COMUNICAÇÃO

VITÓRIA DA CONQUISTA – Audiência pública expõe violações de direitos nas 32 comunidades quilombolas do município

23/11/2022 14:03 | Por Rafael Flores - DRT/BA 5159

Encontro tratou a situação do abastecimento de água e saneamento básico e também levantou problemas na saúde, educação e mobilidade

“Em pleno 2022 e a gente tem que pegar água na cabeça? Isso é retrocesso, não vivemos no passado. Nós queremos água em nossas torneiras, mas acima de tudo queremos ser tratados com respeito.
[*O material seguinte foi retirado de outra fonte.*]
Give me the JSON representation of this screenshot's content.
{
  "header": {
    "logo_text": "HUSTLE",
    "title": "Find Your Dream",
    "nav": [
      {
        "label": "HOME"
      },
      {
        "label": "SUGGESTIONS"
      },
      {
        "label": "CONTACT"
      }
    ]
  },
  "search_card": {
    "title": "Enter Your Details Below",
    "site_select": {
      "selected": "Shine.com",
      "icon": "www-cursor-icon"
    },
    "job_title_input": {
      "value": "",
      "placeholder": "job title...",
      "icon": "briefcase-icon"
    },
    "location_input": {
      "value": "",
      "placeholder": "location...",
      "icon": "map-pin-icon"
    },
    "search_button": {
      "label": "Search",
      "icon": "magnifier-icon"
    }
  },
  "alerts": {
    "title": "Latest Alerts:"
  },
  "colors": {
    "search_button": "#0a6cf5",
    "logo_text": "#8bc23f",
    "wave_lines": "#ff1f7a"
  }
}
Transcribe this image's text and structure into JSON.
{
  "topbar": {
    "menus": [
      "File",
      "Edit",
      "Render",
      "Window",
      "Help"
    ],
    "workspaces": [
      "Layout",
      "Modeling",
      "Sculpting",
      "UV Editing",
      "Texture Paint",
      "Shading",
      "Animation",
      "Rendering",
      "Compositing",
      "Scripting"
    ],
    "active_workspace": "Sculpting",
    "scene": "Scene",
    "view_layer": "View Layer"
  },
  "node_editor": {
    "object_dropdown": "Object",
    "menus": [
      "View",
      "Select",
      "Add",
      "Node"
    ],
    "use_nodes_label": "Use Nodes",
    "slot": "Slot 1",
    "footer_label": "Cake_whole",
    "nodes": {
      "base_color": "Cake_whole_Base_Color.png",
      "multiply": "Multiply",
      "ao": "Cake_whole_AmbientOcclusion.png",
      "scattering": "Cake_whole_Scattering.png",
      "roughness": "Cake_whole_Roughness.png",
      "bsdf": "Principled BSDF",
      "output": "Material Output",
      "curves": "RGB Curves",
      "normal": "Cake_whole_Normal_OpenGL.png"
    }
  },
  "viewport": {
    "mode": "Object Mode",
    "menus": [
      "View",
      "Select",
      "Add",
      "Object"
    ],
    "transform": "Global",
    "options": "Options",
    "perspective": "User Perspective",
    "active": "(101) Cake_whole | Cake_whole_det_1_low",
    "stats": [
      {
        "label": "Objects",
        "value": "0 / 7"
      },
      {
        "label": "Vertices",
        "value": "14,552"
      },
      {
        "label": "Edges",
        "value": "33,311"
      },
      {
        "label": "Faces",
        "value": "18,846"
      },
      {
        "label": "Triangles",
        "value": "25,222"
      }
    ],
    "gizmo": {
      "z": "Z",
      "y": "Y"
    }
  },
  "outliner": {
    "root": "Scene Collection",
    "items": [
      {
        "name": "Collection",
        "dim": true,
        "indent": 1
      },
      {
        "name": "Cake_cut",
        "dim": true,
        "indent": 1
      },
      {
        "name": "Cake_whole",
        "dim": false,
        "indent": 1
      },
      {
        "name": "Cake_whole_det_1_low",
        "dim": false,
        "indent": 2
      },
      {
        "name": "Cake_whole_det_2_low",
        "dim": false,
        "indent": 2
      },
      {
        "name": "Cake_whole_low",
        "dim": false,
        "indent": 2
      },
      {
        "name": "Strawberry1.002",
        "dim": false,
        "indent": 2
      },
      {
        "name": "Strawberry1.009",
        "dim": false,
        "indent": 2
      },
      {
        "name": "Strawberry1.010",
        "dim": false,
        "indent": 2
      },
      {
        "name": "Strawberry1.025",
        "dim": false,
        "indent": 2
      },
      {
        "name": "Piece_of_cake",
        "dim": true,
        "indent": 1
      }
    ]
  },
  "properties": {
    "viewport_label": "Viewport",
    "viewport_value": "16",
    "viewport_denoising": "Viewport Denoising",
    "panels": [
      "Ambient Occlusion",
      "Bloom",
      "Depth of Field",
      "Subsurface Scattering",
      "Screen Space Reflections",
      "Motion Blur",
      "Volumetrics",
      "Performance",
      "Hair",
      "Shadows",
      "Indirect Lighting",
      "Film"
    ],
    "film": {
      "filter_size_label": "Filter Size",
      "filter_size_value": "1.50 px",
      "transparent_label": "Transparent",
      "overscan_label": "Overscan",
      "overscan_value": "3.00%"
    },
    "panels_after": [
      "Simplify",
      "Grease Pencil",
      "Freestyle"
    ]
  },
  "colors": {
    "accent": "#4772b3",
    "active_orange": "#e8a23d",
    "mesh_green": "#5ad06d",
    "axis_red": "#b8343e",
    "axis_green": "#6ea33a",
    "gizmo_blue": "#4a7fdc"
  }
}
Querem nos colocar em uma caverna, mas há muito tempo já vemos a luz do sol”. Foi com essa sensibilidade nas palavras que Lucineia Fernandes denunciou a situação da comunidade de Cachoeira dos Porcos, onde reside, durante audiência pública nesta segunda-feira (21) no teatro do Centro de Cultura Camillo de Jesus Lima em Vitória da Conquista.

Promovida pela Defensoria Pública do Estado da Bahia – DPE/BA, por meio de sua 2ª Regional Administrativa e sua Ouvidoria Cidadã, em parceria com a Defensoria Pública da União (DPU), o encontro tratou das condições do saneamento básico e do abastecimento de água nas comunidades quilombolas de Vitória da Conquista. O momento foi concebido após a realização do projeto Quilombolas em Conquista, desenvolvido pelo Serviço Social da 2ª Regional em agosto de 2020, que buscou traçar um exame dos territórios e obter um diagnóstico de suas demandas. Para além das adversidades com água e saneamento, o projeto constatou faltas na área da saúde, educação e mobilidade entre as comunidades.

A audiência serviu assim tanto para apresentação do diagnóstico obtido pela Defensoria, quanto para que os próprios moradores relatassem os problemas que enfrentam. Dividida em dois momentos, a atividade contou com roda de conversa e apresentação de dados pela manhã, enquanto pela tarde moradores e as autoridades presentes foram escutadas. Das 32 comunidades quilombolas do município, 28 se fizeram representadas e puderam manifestar suas considerações.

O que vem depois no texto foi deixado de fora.